International News Safety Institute

31 July 2024  |  CNN

Rami al-Rifi

Incident

Al Jazeera journalists killed in reported Israeli airstrike in Gaza, network says

Cause of death

Other non-natural

Details

Two Al Jazeera correspondents were killed in a reported Israeli airstrike in Al-Shati refugee camp, northern Gaza, on Wednesday, according to the news network, sparking condemnation from advocacy groups and highlighting the dangers for local reporters covering the war.

Ismail Al-Ghoul and his cameraman, Rami Al-Rifi, who lived in the besieged enclave, were killed in an airstrike on their car in the al Shati refugee camp, according to the Qatar-based network. The journalists, both aged 27, were reporting live for much of the day from a location close to the family home of Hamas political chief Ismail Haniyeh, who was assassinated in the Iranian capital of Tehran on Tuesday.

Al-Ghoul was wearing a press flak vest when he was killed, according to his colleague. He had not seen his wife and two-year-old daughter Zeina, who were displaced in central Gaza, in 10 months. “These days are not like any other,” he said in a post on X in June. “Zeina began running, talking, asking questions… She was growing up without me seeing her.”

Al Jazeera condemned what it claimed was the “targeted assassination” of its journalists by Israeli forces, claiming the attack was “part of a systematic targeting campaign against the network’s journalists and their families since October 2023.”

CNN has asked the Israel Defense Forces for comment.

The network’s managing editor, Mohamed Moawad, said in a post on X that Al-Ghoul was “renowned for his professionalism and dedication, bringing the world’s attention to the suffering and atrocities committed in Gaza… Without Ismail, the world would not have seen the devastating images of these massacres.”

More than nine months of Israel’s bombing campaign has shredded the besieged enclave, erased entire neighborhoods and deepened a humanitarian crisis. Palestinian reporters have become the eyes and ears of those suffering under the shadow of war. Both Israel and Egypt, which control Gaza’s borders, have so far refused to give international journalists unfettered access to the strip, saying that they cannot guarantee their safety.

It is the photos, footage and reporting from local reporters, often gathered at great personal risk, that have shown the world what is happening. The Israeli offensive in Gaza has marked the deadliest period for journalists since 1992. As of July 31, at least 111 journalists and media workers have been killed since October — 109 of whom were Palestinian — according to the Committee to Protect Journalists (CPJ).

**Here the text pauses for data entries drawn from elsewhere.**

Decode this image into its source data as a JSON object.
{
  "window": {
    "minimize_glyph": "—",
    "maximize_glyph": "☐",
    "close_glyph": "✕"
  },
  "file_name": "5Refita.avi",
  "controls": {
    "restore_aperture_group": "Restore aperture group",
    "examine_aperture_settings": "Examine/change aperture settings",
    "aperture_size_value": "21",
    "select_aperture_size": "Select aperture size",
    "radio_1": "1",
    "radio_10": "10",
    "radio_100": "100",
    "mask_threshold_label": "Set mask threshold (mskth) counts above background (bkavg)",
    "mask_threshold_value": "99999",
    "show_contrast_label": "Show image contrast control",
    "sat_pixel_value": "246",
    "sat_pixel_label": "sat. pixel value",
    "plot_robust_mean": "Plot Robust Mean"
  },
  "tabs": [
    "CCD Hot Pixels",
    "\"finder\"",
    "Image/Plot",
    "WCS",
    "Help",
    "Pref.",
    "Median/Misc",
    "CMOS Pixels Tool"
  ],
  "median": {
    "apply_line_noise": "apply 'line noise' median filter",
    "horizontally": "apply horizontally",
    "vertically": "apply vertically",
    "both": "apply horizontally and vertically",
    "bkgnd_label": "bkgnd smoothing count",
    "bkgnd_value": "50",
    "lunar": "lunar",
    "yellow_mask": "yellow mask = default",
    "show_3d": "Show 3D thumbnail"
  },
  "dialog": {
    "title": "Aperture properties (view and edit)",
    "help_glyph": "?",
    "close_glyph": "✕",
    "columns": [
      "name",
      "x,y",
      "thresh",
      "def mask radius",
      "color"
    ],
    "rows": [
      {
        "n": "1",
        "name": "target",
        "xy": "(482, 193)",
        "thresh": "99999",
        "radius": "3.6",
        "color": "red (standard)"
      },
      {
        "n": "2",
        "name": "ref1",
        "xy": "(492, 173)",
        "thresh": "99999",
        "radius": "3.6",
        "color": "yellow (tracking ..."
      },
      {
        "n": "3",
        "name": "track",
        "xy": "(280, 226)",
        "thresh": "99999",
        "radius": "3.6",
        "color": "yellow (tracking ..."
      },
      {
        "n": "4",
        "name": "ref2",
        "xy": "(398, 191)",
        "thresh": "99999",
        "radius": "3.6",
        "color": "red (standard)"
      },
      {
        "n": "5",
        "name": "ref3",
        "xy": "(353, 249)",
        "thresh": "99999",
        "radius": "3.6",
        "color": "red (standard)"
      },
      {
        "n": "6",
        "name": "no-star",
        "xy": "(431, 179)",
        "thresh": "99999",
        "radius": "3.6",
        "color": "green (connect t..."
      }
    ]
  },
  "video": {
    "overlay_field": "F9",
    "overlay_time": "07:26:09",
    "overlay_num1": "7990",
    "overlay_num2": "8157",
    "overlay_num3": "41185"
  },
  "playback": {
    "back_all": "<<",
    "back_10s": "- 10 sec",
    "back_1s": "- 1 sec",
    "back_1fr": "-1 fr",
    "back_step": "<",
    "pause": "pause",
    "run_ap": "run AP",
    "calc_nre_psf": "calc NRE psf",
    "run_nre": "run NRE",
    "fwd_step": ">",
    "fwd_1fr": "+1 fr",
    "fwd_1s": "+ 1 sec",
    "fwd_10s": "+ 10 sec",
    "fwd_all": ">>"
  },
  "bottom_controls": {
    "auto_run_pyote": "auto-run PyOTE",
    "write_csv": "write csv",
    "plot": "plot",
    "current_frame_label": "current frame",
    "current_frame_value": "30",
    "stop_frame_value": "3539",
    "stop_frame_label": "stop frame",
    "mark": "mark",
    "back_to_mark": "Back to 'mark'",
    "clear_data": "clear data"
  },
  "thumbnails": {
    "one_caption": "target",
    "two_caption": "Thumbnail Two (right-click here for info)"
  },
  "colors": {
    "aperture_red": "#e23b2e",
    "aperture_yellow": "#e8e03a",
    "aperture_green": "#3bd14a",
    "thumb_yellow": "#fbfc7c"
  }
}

A reporter in Gaza who had spent much of the day with the Al Jazeera crew told CNN on Wednesday that he was 300 meters away from the missile that hit their vehicle. Video from the scene shows the burnt-out shell of a small saloon car that appears to have been targeted from above.

“I was going home close to where we were filming when one, exactly one missile from a drone targeted Ismail and Rami,” said Ayman Abed, a resident of Al-Shati camp. “There was nothing unusual except the sound of drones in the sky humming. It was one strike on their car.”

Israel launched its military offensive after the Hamas-led October 7 attacks, in which 1,200 people were killed and more than 250 others abducted.

Israeli strikes in Gaza have since killed more than 39,000 Palestinians and injured another 90,000, according to the Ministry of Health there.